Le premier, secrétaire perpétuel de l’Académie des gastronomes, est un expert dans les arts de la table. Le second collectionne les menus depuis plus de trente ans, il en possède des milliers. Tous les deux ans depuis 2019, le duo concocte un ouvrage pantagruélique. En 2027, ce sera autour des bulles de champagne. Cet automne, les nectars girondins se retrouvent à l’honneur au travers de leur fameux classement de 1855 : au fil de 400 pages, et au départ de cette année si « particulière », on se balade dans les plus iconiques des châteaux bordelais, lesquels se retrouvent aux menus de repas partagés par les plus grands de ce monde.
Le classement de 1855 donne « les bases du marketing du monde contemporain », estime Nicolas Kenedi. Cette année-là, celle de l’Exposition universelle de Paris, Napoléon III souhaitant glorifier les terroirs de la nation, les courtiers de la place bordelaise déterminent l’immuable classement des meilleurs vins girondins situés dans le Médoc, les Graves ou le Sauternais. Cette classification tient du génie publicitaire : « Les châteaux bordelais vont devenir omniprésents durant des décennies, ils vont rayonner : on les trouve dans toutes les grandes réceptions », insiste Jean-Maurice Sacré.
Le « menu bordelais »
Illustration dans les menus que le Parisien est parvenu à dégoter. Au palais de l’Élysée, au Capitole à Washington, à Buckingham Palace, on sert les châteaux Lafite, Latour, Margaux, Eyquem, etc. Aux tables des banquets impériaux ou dîners présidentiels, les grands crus se dégustent également dans les « cabinets particuliers » voire, plus incongru, pour accompagner du consommé d’éléphant ou du « chat flanqué de rat », lors du blocus de Paris dans les années 1870-1871, alors que la capitale est privée de nourriture et que les animaux errants ou du Jardin des plantes ont été réquisitionnés…
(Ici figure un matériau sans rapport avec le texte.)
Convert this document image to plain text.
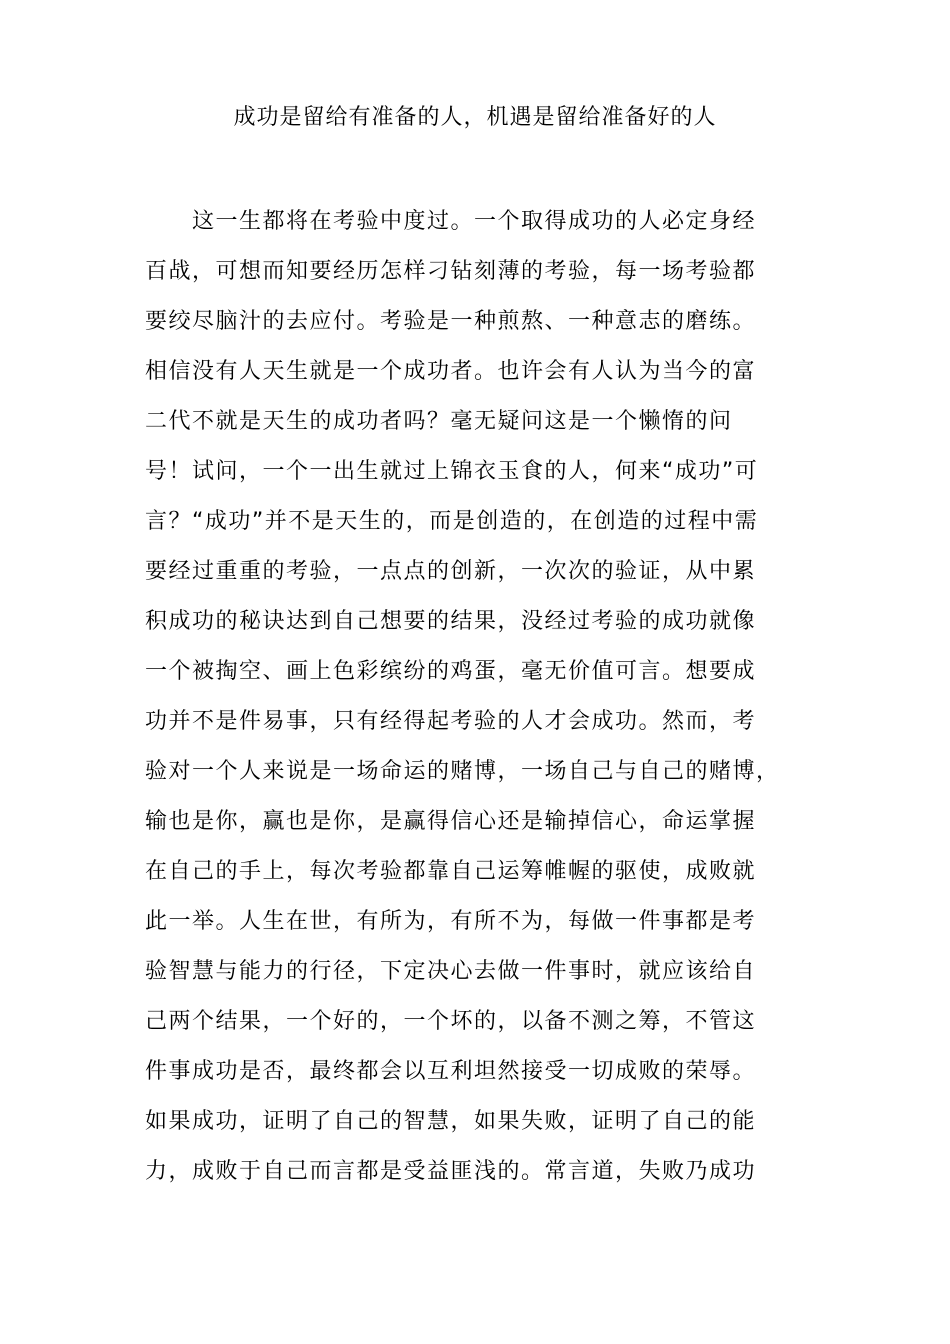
成功是留给有准备的人，机遇是留给准备好的人
　　这一生都将在考验中度过。一个取得成功的人必定身经
百战，可想而知要经历怎样刁钻刻薄的考验，每一场考验都
要绞尽脑汁的去应付。考验是一种煎熬、一种意志的磨练。
相信没有人天生就是一个成功者。也许会有人认为当今的富
二代不就是天生的成功者吗？毫无疑问这是一个懒惰的问
号！试问，一个一出生就过上锦衣玉食的人，何来“成功”可
言？“成功”并不是天生的，而是创造的，在创造的过程中需
要经过重重的考验，一点点的创新，一次次的验证，从中累
积成功的秘诀达到自己想要的结果，没经过考验的成功就像
一个被掏空、画上色彩缤纷的鸡蛋，毫无价值可言。想要成
功并不是件易事，只有经得起考验的人才会成功。然而，考
验对一个人来说是一场命运的赌博，一场自己与自己的赌博，
输也是你，赢也是你，是赢得信心还是输掉信心，命运掌握
在自己的手上，每次考验都靠自己运筹帷幄的驱使，成败就
此一举。人生在世，有所为，有所不为，每做一件事都是考
验智慧与能力的行径，下定决心去做一件事时，就应该给自
己两个结果，一个好的，一个坏的，以备不测之筹，不管这
件事成功是否，最终都会以互利坦然接受一切成败的荣辱。
如果成功，证明了自己的智慧，如果失败，证明了自己的能
力，成败于自己而言都是受益匪浅的。常言道，失败乃成功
L’ouvrage tient enfin tout un chapitre au « menu bordelais », tombé en désuétude et pourtant insolite. Son originalité ? Après un poisson puis une viande, son « entremets » n’était pas un fromage comme il est aujourd’hui d’usage mais un foie gras, « parfaite jonction entre les plats et le dessert, car c’est le même vin qui est servi pour les deux, un liquoreux », y explique l’expert en vins Aymeric de Clouet.